Even assuming that money is not squandered on fleets of Toyota Land Cruisers for UN aid workers, this is a lost opportunity to show that the EU has truly changed its attitude towards agriculture, that it no longer believes that governments should manipulate trade in food. The EU should use the surplus to demonstrate that high food prices can stimulate large-scale, profitable investment in the production and distribution of food in poorer countries.
The timing is judicious because in Geneva this week members of the World Trade Organisation will attempt to stitch together an eleventh-hour trade deal. There have been many cliffhangers since the Doha Round of talks began in 2001 but this could truly be the last opportunity for many years to strike a deal. Washington will soon move into election paralysis; and in Brussels next year a new European Commission will be appointed.
These talks are about freeing up trade in food, just as some nations begin to hoard food in the expectation of shortages. On one side of the Doha talks is a coalition of powerful emerging market nations, led by Brazil and India, which seek big cuts in farm subsidies and agricultural tariffs in the US and EU. In return, the latter insist that developing countries must lower barriers to the import of industrial goods.

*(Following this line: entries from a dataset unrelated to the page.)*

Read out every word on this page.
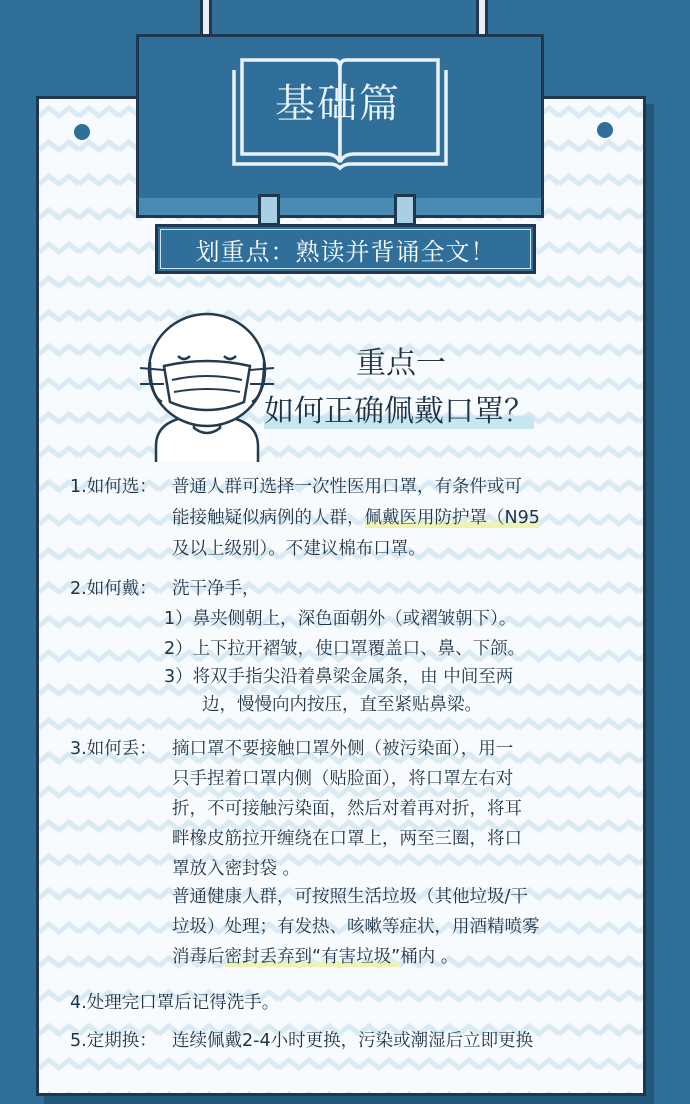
基础篇
划重点：熟读并背诵全文！
重点一
如何正确佩戴口罩？
1.如何选： 普通人群可选择一次性医用口罩，有条件或可
能接触疑似病例的人群，佩戴医用防护罩（N95
及以上级别）。不建议棉布口罩。
2.如何戴： 洗干净手，
1）鼻夹侧朝上，深色面朝外（或褶皱朝下）。
2）上下拉开褶皱，使口罩覆盖口、鼻、下颌。
3）将双手指尖沿着鼻梁金属条，由 中间至两
边，慢慢向内按压，直至紧贴鼻梁。
3.如何丢： 摘口罩不要接触口罩外侧（被污染面），用一
只手捏着口罩内侧（贴脸面），将口罩左右对
折，不可接触污染面，然后对着再对折，将耳
畔橡皮筋拉开缠绕在口罩上，两至三圈，将口
罩放入密封袋 。
普通健康人群，可按照生活垃圾（其他垃圾/干
垃圾）处理；有发热、咳嗽等症状，用酒精喷雾
消毒后密封丢弃到“有害垃圾”桶内 。
4.处理完口罩后记得洗手。
5.定期换： 连续佩戴2-4小时更换，污染或潮湿后立即更换
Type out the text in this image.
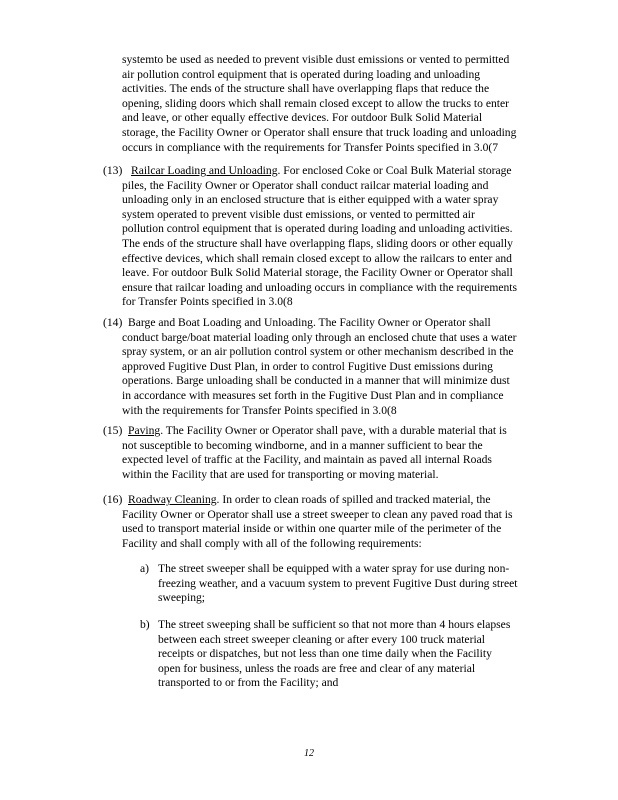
systemto be used as needed to prevent visible dust emissions or vented to permitted
air pollution control equipment that is operated during loading and unloading
activities. The ends of the structure shall have overlapping flaps that reduce the
opening, sliding doors which shall remain closed except to allow the trucks to enter
and leave, or other equally effective devices. For outdoor Bulk Solid Material
storage, the Facility Owner or Operator shall ensure that truck loading and unloading
occurs in compliance with the requirements for Transfer Points specified in 3.0(7
(13) Railcar Loading and Unloading. For enclosed Coke or Coal Bulk Material storage
piles, the Facility Owner or Operator shall conduct railcar material loading and
unloading only in an enclosed structure that is either equipped with a water spray
system operated to prevent visible dust emissions, or vented to permitted air
pollution control equipment that is operated during loading and unloading activities.
The ends of the structure shall have overlapping flaps, sliding doors or other equally
effective devices, which shall remain closed except to allow the railcars to enter and
leave. For outdoor Bulk Solid Material storage, the Facility Owner or Operator shall
ensure that railcar loading and unloading occurs in compliance with the requirements
for Transfer Points specified in 3.0(8
(14) Barge and Boat Loading and Unloading. The Facility Owner or Operator shall
conduct barge/boat material loading only through an enclosed chute that uses a water
spray system, or an air pollution control system or other mechanism described in the
approved Fugitive Dust Plan, in order to control Fugitive Dust emissions during
operations. Barge unloading shall be conducted in a manner that will minimize dust
in accordance with measures set forth in the Fugitive Dust Plan and in compliance
with the requirements for Transfer Points specified in 3.0(8
(15) Paving. The Facility Owner or Operator shall pave, with a durable material that is
not susceptible to becoming windborne, and in a manner sufficient to bear the
expected level of traffic at the Facility, and maintain as paved all internal Roads
within the Facility that are used for transporting or moving material.
(16) Roadway Cleaning. In order to clean roads of spilled and tracked material, the
Facility Owner or Operator shall use a street sweeper to clean any paved road that is
used to transport material inside or within one quarter mile of the perimeter of the
Facility and shall comply with all of the following requirements:
a) The street sweeper shall be equipped with a water spray for use during non-
freezing weather, and a vacuum system to prevent Fugitive Dust during street
sweeping;
b) The street sweeping shall be sufficient so that not more than 4 hours elapses
between each street sweeper cleaning or after every 100 truck material
receipts or dispatches, but not less than one time daily when the Facility
open for business, unless the roads are free and clear of any material
transported to or from the Facility; and
12
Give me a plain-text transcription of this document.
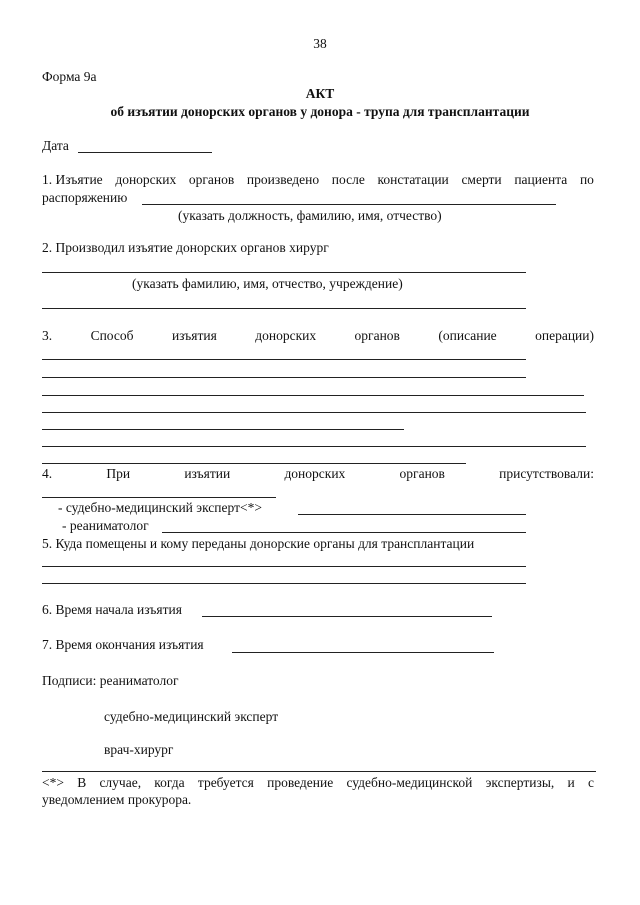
38
Форма 9а
АКТ
об изъятии донорских органов у донора - трупа для трансплантации
Дата
1. Изъятие донорских органов произведено после констатации смерти пациента по
распоряжению
(указать должность, фамилию, имя, отчество)
2. Производил изъятие донорских органов хирург
(указать фамилию, имя, отчество, учреждение)
3.	Способ	изъятия	донорских	органов	(описание	операции)
4.	При	изъятии	донорских	органов	присутствовали:
- судебно-медицинский эксперт<*>
- реаниматолог
5. Куда помещены и кому переданы донорские органы для трансплантации
6. Время начала изъятия
7. Время окончания изъятия
Подписи: реаниматолог
судебно-медицинский эксперт
врач-хирург
<*> В случае, когда требуется проведение судебно-медицинской экспертизы, и с
уведомлением прокурора.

It is a simple quid pro quo made immensely complicated by factions, special interests and the many hundreds of individual product tariffs that must be addressed. There is a framework deal on the table which Pascal Lamy, WTO director-general, reckons has a chance of success, and Susan Schwab, the US Trade Representative, has promised “enormous cuts” in US farm spending to achieve a breakthrough.
The chance is slim: France has insisted that Europe make no further concessions, undermining the negotiating position of Peter Mandelson, the EU Trade Commissioner, and a single issue is again threatening to hijack the debate: the battle between Latin American and Caribbean bananas.
For more than a generation, the EU has sought to protect banana producers in the Windward Islands from the chill breeze of competition, initially offering quotas that would restrict access by more efficient Central American banana producers. Several rulings by the WTO forced Brussels to scrap the quotas. Instead, the EU imposed heavy tariffs of 176 per tonne, which the Latins, backed by multinationals such as Chiquita and Del Monte, are again challenging.
Should this row scupper Doha it provides us with a signpost to a grim future - a world not unlike the 18th century when European powers squabbled as they divvied up the world into parcels of protected trade. Today we call them bilateral and regional trade agreements; and we already have our privateers from Europe, America and China, too, scouring the coast of Africa in search of rights to trade oil.
Instead of protectionism and taxes, we could insist on free and unfettered trade in food. We could fight for the right of foreign investors to purchase and trade agricultural land, to farm and sell crops at market prices. Instead of handouts to subsistence farmers who never rise above subsistence, the billion euros could be the seed capital for a farming fund that would invest for profit alongside farmer entrepreneurs in Africa, seeking good returns and dividends producing food on a large scale.
Some might call it colonisation, but unlike handouts it might produce food surpluses in places where there are now shortages. That would bring down prices in places where borders are open and where trade is free. It would be political heresy, but that is what we need.